Na zakończenie mojej opowieści o pielęgnacji ciała, chciałabym pomówić o balsamie. Tego typu produkty zawsze stosuję na noc, po wieczornej kąpieli. W ostatnim czasie moja skóra przechodziła ogromny kryzys. Po jesieni i ostatnich, mroźnych dniach wysuszyła się totalnie. Szorstkie kolana, popękane dłonie - dosłownie tragedia. Z pomocą przyszedł mi balsam GlySkinCare. Ma lekką formułę i z łatwością można go rozsmarować na ciele. W ciągu kilku sekund się wchłania, a ja wskakuję w piżamkę i mogę iść spać. Po kilku tygodniach stosowania widoczna jest znaczna poprawa kondycji skóry. Już nic nie szczypie, skóra się nie łuszczy, do tego jest przyjemna w dotyku. A ja zasypiam w towarzystwie cudownego zapachu każdego wieczoru. Produkt ten jest naprawdę wydajny i spokojnie starczy na dwa miesiące stosowania. Polecam wypróbować te trzy produkty jednocześnie. Z przyjemnością wrócicie po nie ponownie do sklepu.


COŚ DLA WŁOSÓW
W mojej torbie wspaniałości znalazłam także trzy, jednorazowe zestawy szampon + odżywka oraz świetną szczotkę. Szampony bardzo dobrze się pienią. Dokładnie myją skórę głowy i każdy z nich ładnie pachnie.

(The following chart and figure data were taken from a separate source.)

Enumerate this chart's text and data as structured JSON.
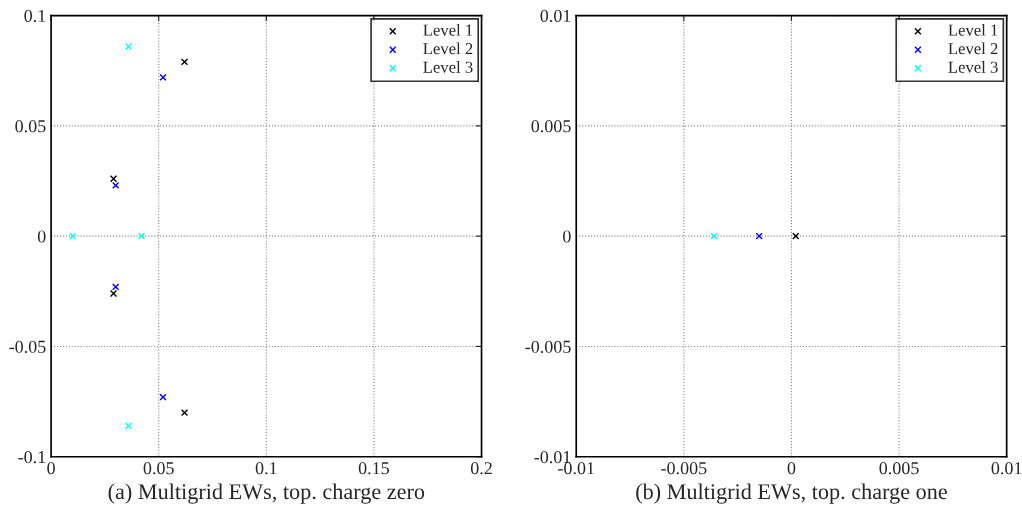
{
  "chart_data": [
    {
      "type": "scatter",
      "xlabel": "(a) Multigrid EWs, top. charge zero",
      "marker": "cross",
      "grid": true,
      "legend": "top right",
      "xlim": [
        0,
        0.2
      ],
      "xticks": [
        0,
        0.05,
        0.1,
        0.15,
        0.2
      ],
      "ylim": [
        -0.1,
        0.1
      ],
      "yticks": [
        -0.1,
        -0.05,
        0,
        0.05,
        0.1
      ],
      "series": [
        {
          "name": "Level 1",
          "color": "#000000",
          "x": [
            0.062,
            0.029,
            0.029,
            0.062
          ],
          "values": [
            0.079,
            0.026,
            -0.026,
            -0.08
          ]
        },
        {
          "name": "Level 2",
          "color": "#0000ff",
          "x": [
            0.052,
            0.03,
            0.03,
            0.052
          ],
          "values": [
            0.072,
            0.023,
            -0.023,
            -0.073
          ]
        },
        {
          "name": "Level 3",
          "color": "#00ffff",
          "x": [
            0.036,
            0.01,
            0.042,
            0.036
          ],
          "values": [
            0.086,
            0,
            0,
            -0.086
          ]
        }
      ]
    },
    {
      "type": "scatter",
      "xlabel": "(b) Multigrid EWs, top. charge one",
      "marker": "cross",
      "grid": true,
      "legend": "top right",
      "xlim": [
        -0.01,
        0.01
      ],
      "xticks": [
        -0.01,
        -0.005,
        0,
        0.005,
        0.01
      ],
      "ylim": [
        -0.01,
        0.01
      ],
      "yticks": [
        -0.01,
        -0.005,
        0,
        0.005,
        0.01
      ],
      "series": [
        {
          "name": "Level 1",
          "color": "#000000",
          "x": [
            0.0002
          ],
          "values": [
            0
          ]
        },
        {
          "name": "Level 2",
          "color": "#0000ff",
          "x": [
            -0.0015
          ],
          "values": [
            0
          ]
        },
        {
          "name": "Level 3",
          "color": "#00ffff",
          "x": [
            -0.0036
          ],
          "values": [
            0
          ]
        }
      ]
    }
  ]
}
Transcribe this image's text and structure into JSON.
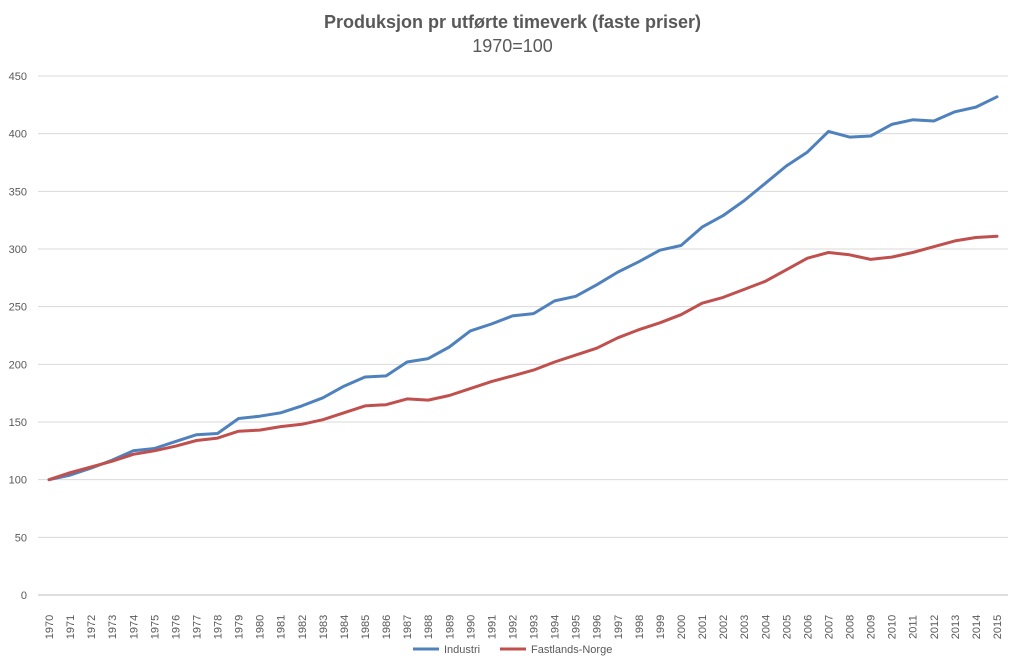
{
  "chart_data": {
    "type": "line",
    "title": "Produksjon pr utførte timeverk (faste priser)",
    "subtitle": "1970=100",
    "xlabel": "",
    "ylabel": "",
    "ylim": [
      0,
      450
    ],
    "yticks": [
      0,
      50,
      100,
      150,
      200,
      250,
      300,
      350,
      400,
      450
    ],
    "grid": true,
    "legend_position": "bottom",
    "categories": [
      "1970",
      "1971",
      "1972",
      "1973",
      "1974",
      "1975",
      "1976",
      "1977",
      "1978",
      "1979",
      "1980",
      "1981",
      "1982",
      "1983",
      "1984",
      "1985",
      "1986",
      "1987",
      "1988",
      "1989",
      "1990",
      "1991",
      "1992",
      "1993",
      "1994",
      "1995",
      "1996",
      "1997",
      "1998",
      "1999",
      "2000",
      "2001",
      "2002",
      "2003",
      "2004",
      "2005",
      "2006",
      "2007",
      "2008",
      "2009",
      "2010",
      "2011",
      "2012",
      "2013",
      "2014",
      "2015"
    ],
    "series": [
      {
        "name": "Industri",
        "color": "#4f81bd",
        "values": [
          100,
          104,
          110,
          117,
          125,
          127,
          133,
          139,
          140,
          153,
          155,
          158,
          164,
          171,
          181,
          189,
          190,
          202,
          205,
          215,
          229,
          235,
          242,
          244,
          255,
          259,
          269,
          280,
          289,
          299,
          303,
          319,
          329,
          342,
          357,
          372,
          384,
          402,
          397,
          398,
          408,
          412,
          411,
          419,
          423,
          432
        ]
      },
      {
        "name": "Fastlands-Norge",
        "color": "#c0504d",
        "values": [
          100,
          106,
          111,
          116,
          122,
          125,
          129,
          134,
          136,
          142,
          143,
          146,
          148,
          152,
          158,
          164,
          165,
          170,
          169,
          173,
          179,
          185,
          190,
          195,
          202,
          208,
          214,
          223,
          230,
          236,
          243,
          253,
          258,
          265,
          272,
          282,
          292,
          297,
          295,
          291,
          293,
          297,
          302,
          307,
          310,
          311
        ]
      }
    ]
  }
}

Moim faworytem stał się ten z organicznym olejem z rokitnika. Odżywki natomiast sprawiają, że włosy stają się miękkie i odzyskują swój pierwotny blask. Łatwość w rozczesywaniu zapewniają oleje, ale też szczotka, która towarzyszy mi w pracy, czy podczas małych wypadów, ponieważ mieści się w każdej torebce! Szampony i odżywki można zakupić także jako pełnowymiarowe produkty. Ja na pewno zaopatrzę się w ten rokitnikowy. Mam nadzieję, że będzie służył moim włosom.